Sabtu, 05 September 2015

PIKNIK KLENIK

Halo sobat Backpacker dimana pun Anda berada.

Udah lama sya nggak piknik. Makanya pas liburan kemarin, saya piknik bersama keluarga ke Kebun Raya Bogor, Jawa Barat. Namanya piknik, maka yang dibawa hal-hal yang berhubungan dengan piknik. Apa itu? Makanan, minuman, sendok, garpu, payung, celemek, talenan, gitar, tikar, sekop, palu, dan kampak.

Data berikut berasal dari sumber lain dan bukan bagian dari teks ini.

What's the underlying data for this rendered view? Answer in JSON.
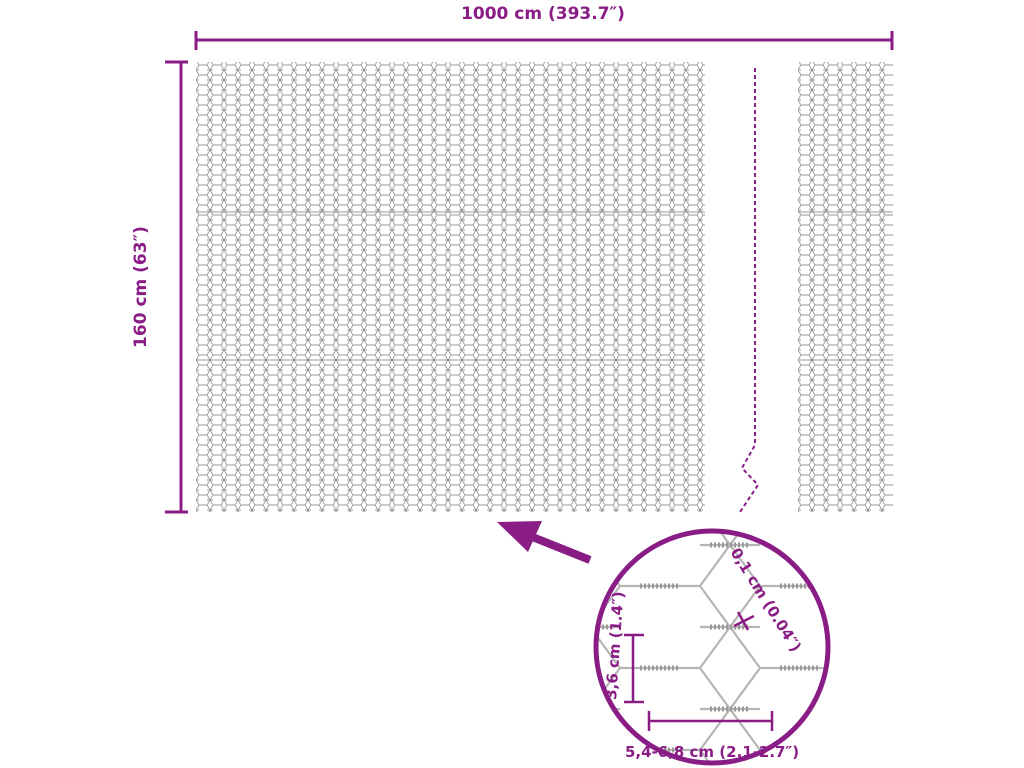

Maaf, tiga benda yang terakhir nggak saya bawa, kok.

Kalo piknik memang kudu bawa tikar. Kalo nggak bawa tikar, namanya bukan piknik. Masa bawa kasur? Kalo kasur namanya bukan piknik, tapi tidur. Ya iyalah, kalo ada kasur, ngapain juga kalo nggak tidur. Apalagi kalo kasur ditemenin sama bantal dan guling. Tapi kan bawa makanan? Iya, kalo makan sambil tidur bukan piknik namanya. Lagipula nggak boleh makan sambil tiduran, dimarahin nenek.

Piknik kudu bawa makanan. Kalo nggak bawa makanan, namanya cuma duduk-duduk di atas tikar di bawah pohon yang rindang. Ngapain juga cuma duduk-duduk? Kalo kelaparan siapa yang bertanggung jawab hayo? Meski nggak diomelin sama Polisi atau Petugas Kebun Raya kalo nggak bawa makanan, tapi kita kudu bawa makanan. At least cemilan lah, misalnya batu koral, kerikil-kerikil tajam, atau cakwe.

 Makan boleh nggak pake sendok atau garpu. Kalo kata kepercayaan saya, sendok dan garpu itu makruh: nggak dilakukan juga nggak dosa. Kalo nggak bawa sendok, makanlah pake tangan. Sebaiknya tangan kanan. Kalo tangan kiri katanya nggak sopan. Memang sih nggak sopan. Sya biasa menggunakan tangan kiri sebagai tangan buat nyebok. Tahu kan kata “nyebok”? Yaitu membersihkan lubang pantat dari kotoran setelah kita pup. Kalo kebetulan makan pake tangan, tangannya ya dicuci dulu lah.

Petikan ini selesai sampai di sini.